There is a short walk along the eastern side of the lake and northwards to Forgotten Lake, and a further short walk (steep) to Little Hugel (2 h return).  We didn't do this today!  Instead we got going again on the track toward Mt Hugel.  The turnoff back southwards to join the Mt Rufus track appears some 15 mins from Shadow Lake.  Here the signposts confirmed our earlier fears.  The remainder of the circuit would take 2h 45min, making the whole Shadow Lake Circuit a total of 5 hours.                      

The first half of the new track is fairly level, and runs through delightful sub-alpine moorland, with long stretches of new duckboard snaking across a beautiful broad plain.   It looked as if the ferns had been hit hard by the recent heatwave.  If you wanted to avoid the Mt Rufus track, you could turn around after enjoying the moor and head back the way you came.

The track then rises toward the next ridge, through highland eucalypt forest.
Trigger plant
At the Mt Rufus track, we turned left and descended for what seemed like forever.  This track has not been upgraded, and is quite hard on the old knees.  By the time we reached a new Indigenous exploration path near the bottom, we had no energy to investigate.  Finally we rejoined the Overland Track, and on reaching the Visitors Centre, feeling somewhat rickety, we headed home.
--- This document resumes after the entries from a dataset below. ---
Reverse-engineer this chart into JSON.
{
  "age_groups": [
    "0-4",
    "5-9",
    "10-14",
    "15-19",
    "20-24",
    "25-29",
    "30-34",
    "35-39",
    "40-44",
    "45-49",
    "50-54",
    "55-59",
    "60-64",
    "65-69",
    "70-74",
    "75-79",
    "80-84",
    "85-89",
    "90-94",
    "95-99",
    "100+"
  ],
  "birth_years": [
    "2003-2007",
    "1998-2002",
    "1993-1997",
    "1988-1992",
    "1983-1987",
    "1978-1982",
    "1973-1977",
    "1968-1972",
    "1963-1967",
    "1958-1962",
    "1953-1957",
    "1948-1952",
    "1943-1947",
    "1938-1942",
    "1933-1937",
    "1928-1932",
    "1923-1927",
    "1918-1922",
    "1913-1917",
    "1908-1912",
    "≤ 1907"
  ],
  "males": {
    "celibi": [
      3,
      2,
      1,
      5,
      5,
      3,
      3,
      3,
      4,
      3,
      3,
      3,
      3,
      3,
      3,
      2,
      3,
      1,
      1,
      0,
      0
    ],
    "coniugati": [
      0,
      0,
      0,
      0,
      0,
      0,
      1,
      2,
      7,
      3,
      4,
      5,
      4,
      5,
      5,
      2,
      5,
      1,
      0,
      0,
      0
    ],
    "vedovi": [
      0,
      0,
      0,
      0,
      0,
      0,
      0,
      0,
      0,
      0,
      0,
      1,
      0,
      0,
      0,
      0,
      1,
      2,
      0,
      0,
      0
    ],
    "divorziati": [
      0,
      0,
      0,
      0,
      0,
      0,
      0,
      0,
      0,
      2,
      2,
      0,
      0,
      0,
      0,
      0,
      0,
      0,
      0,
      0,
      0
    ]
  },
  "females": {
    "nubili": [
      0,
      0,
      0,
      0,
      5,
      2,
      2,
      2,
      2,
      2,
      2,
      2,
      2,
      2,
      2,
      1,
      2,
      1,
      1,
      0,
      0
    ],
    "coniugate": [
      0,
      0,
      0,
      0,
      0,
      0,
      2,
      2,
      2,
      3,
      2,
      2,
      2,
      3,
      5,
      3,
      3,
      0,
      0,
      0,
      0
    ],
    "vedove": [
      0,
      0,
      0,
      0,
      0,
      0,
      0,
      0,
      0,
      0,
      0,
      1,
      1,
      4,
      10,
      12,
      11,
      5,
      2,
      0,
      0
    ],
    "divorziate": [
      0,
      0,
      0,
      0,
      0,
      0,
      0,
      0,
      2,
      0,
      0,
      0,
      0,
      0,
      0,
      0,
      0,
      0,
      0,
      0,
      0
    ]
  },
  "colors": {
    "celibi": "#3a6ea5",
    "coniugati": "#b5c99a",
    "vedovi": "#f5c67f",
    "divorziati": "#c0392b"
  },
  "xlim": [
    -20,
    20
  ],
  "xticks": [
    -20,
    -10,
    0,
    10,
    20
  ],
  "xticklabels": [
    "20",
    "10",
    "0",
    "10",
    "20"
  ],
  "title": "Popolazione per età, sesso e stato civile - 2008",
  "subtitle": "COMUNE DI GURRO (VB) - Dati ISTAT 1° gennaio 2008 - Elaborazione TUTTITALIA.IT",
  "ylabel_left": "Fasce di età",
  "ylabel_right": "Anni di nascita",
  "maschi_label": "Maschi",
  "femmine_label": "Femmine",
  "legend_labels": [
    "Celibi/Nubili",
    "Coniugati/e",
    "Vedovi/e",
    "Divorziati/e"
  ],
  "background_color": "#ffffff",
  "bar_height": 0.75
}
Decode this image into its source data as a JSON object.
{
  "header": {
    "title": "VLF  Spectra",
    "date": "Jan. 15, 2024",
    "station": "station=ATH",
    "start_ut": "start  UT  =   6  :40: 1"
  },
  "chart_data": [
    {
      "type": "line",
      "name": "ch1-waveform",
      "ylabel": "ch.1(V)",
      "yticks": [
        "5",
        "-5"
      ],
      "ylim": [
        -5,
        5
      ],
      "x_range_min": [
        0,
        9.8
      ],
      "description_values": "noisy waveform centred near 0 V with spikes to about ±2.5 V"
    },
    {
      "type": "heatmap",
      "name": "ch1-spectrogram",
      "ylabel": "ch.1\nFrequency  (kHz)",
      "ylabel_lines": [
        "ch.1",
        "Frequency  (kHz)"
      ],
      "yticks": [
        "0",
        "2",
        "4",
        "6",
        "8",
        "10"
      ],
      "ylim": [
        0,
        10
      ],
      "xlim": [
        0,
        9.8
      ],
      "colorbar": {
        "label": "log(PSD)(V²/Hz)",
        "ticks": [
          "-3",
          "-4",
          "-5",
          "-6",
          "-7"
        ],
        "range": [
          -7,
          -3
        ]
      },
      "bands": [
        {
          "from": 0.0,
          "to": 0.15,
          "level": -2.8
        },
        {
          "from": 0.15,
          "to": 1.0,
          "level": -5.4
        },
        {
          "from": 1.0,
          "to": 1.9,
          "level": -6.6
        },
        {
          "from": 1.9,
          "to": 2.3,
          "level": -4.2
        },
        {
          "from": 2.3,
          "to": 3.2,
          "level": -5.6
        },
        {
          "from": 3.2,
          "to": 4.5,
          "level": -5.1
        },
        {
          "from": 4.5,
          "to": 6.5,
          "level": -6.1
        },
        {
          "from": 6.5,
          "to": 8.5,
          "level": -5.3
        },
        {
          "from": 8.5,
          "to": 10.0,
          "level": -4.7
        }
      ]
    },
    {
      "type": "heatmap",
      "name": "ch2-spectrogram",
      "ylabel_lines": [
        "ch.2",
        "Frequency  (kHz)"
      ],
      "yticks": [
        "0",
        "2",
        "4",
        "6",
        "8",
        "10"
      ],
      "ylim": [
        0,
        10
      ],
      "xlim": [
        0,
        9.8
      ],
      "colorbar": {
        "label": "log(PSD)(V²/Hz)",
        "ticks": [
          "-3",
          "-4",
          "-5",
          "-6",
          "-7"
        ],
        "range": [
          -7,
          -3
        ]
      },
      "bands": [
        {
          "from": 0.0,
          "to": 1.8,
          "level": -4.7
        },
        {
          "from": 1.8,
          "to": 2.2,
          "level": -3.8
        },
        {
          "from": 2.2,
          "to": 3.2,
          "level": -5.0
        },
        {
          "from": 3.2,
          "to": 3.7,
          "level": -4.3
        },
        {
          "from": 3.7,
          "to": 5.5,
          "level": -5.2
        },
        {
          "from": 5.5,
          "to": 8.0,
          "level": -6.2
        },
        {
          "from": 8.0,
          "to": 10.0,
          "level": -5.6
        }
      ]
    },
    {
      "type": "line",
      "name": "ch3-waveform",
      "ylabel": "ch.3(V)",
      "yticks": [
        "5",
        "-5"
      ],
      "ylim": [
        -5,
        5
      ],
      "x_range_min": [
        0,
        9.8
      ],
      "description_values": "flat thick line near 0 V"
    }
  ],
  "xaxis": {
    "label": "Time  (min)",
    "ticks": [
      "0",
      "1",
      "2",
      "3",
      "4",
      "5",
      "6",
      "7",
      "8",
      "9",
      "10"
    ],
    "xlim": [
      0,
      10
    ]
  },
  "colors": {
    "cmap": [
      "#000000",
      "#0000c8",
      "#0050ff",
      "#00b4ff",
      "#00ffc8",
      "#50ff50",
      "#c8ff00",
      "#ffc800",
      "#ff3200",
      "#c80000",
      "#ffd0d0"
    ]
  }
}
Another sight to see just south of the turnoff to the park is The Wall ($10 adult, $5 child).  We'll check it out next time.  Robert and I decided to visit the Teez Cafe at Tarraleah on the way home.  It was well advertised from the highway, but we were dismayed to find that it was not in fact open and the whole place looked very quiet.  The highland cattle were cute though!
We had to wait until reaching Hamilton to enjoy a good cup of tea, with lamingtons as consolation.  Hamilton seems to be doing good things in working to preserve its heritage and to attract visitors.
The show might be good!
Another bonus from this trip was that I discovered a new anti-blister product which may supersede our old favourite Dr Scholls Moleskin  i.e.  Bandaid's Blister Block.   Must pack some on future walks, to apply at first hint of a blister!
In summary:
Getting there:  It is a 2.5 hours drive west of Hobart via the Lyell Highway (A10).  At Derwent Bridge, turn right onto the 5.5 km long access road to the Visitors Centre at Cynthis Bay.

Walk time:   5 hours
National Park entry fees apply
NP grade this as Level 3, and Group C items should be taken (gaiters and wet weather gear always advisable).